Grant Holloway has claimed the men's The Bowerman award ©Getty Images

World champion Grant Holloway and fellow sprinter Sha’Carri Richardson have won the respective men's and women's The Bowerman award, the highest accolade given to the year's best student athletes in American collegiate track and field.

Holloway and Richardson received their prizes at the US Track and Field and Cross Country Coaches Association Convention in Orlando.

Reigning 110 metres hurdles world champion Holloway enjoyed a dominant year at collegiate level.

The 22-year-old won four National Collegiate Athletic Association titles - three individual and one relay - and became the first collegian to go under the 13.00sec mark in the 110m hurdles.

Holloway also broke the American record and the collegiate record in the 60m hurdles indoors.

His crowning achievement of the year came at the International Association of Athletics Federations World championships in Doha, where he clocked 13.10 to win his first outdoor senior world title.

Holloway was chosen for The Bowerman, inamed after former University of Oregon coach Bill Bowerman, the co-founder of Nike, ahead of a field which included the likes of Swedish pole vaulter Mondo Duplantis and Nigerian sprinter Divine Oduduru.

Richardson was also in record-breaking form throughout 2019 and became the first freshman in conference history to win the 100m, 200m and run a leg of the winning 4x100m relay at the SEC (Southeastern Conference) Outdoor Track and Field Championships.

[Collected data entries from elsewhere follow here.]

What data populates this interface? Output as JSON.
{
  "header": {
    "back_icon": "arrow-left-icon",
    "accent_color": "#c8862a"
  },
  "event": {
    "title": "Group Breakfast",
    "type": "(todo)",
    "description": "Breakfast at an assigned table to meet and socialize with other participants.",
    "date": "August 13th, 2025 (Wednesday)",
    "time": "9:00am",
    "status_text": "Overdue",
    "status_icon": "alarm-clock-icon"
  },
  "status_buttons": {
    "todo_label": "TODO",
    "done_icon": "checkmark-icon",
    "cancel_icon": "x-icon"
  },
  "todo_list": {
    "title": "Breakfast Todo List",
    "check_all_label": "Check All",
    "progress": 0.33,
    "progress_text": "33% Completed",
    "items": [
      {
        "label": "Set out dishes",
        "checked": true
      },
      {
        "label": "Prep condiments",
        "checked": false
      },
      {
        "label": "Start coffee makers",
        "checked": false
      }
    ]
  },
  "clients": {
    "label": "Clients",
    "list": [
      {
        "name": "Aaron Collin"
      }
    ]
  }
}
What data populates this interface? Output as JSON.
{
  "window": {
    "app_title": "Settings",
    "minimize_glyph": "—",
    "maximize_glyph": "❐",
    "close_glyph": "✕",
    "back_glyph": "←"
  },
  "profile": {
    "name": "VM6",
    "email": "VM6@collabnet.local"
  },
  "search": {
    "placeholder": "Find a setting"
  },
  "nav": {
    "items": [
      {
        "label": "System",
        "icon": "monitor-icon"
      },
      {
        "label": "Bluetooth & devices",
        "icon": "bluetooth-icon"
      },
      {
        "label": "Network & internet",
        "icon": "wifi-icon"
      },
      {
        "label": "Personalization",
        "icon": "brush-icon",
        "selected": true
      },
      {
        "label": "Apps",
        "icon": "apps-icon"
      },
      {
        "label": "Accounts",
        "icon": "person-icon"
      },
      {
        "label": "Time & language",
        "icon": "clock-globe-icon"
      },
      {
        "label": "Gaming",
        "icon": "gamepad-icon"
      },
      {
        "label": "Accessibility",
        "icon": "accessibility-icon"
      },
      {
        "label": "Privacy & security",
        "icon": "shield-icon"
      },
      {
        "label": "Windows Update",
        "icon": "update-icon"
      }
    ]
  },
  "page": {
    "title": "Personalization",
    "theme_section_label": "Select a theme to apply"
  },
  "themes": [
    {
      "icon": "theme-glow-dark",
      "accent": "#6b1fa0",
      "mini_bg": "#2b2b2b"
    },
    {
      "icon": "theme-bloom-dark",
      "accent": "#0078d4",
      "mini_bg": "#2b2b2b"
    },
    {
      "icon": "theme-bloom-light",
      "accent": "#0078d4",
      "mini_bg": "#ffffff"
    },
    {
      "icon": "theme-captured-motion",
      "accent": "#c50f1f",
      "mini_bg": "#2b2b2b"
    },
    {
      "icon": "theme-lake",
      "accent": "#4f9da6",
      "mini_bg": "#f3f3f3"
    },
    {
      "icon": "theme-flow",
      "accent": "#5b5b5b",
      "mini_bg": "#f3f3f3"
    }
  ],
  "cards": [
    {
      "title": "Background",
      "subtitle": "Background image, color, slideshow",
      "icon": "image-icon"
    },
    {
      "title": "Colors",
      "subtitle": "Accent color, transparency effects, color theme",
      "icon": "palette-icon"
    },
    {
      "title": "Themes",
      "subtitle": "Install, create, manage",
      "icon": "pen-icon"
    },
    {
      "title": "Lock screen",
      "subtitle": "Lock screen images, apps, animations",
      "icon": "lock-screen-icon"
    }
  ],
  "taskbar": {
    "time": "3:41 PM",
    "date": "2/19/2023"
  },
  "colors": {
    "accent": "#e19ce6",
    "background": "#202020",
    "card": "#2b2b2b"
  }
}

The 19-year-old is in the top 10 of the all-time fastest 100m ran by women after clocking 10.75 at the NCAA Outdoor Championships.

She beat off competition from Jamaican sprinter Janeek Brown and French triple jumper Yanis David to win the award.

Past winners of The Bowerman have included two-time Olympic gold medalist, five-time World Champion and decathlon world-record holder Ashton Eaton in 2010, two-time Olympic medalist Galen Rupp in 2009, Olympic gold medalist and 100m hurdles world champion Brianna Rollins in 2013 and Olympic bronze medalist and world 1500m champion Jenny Simpson in 2009.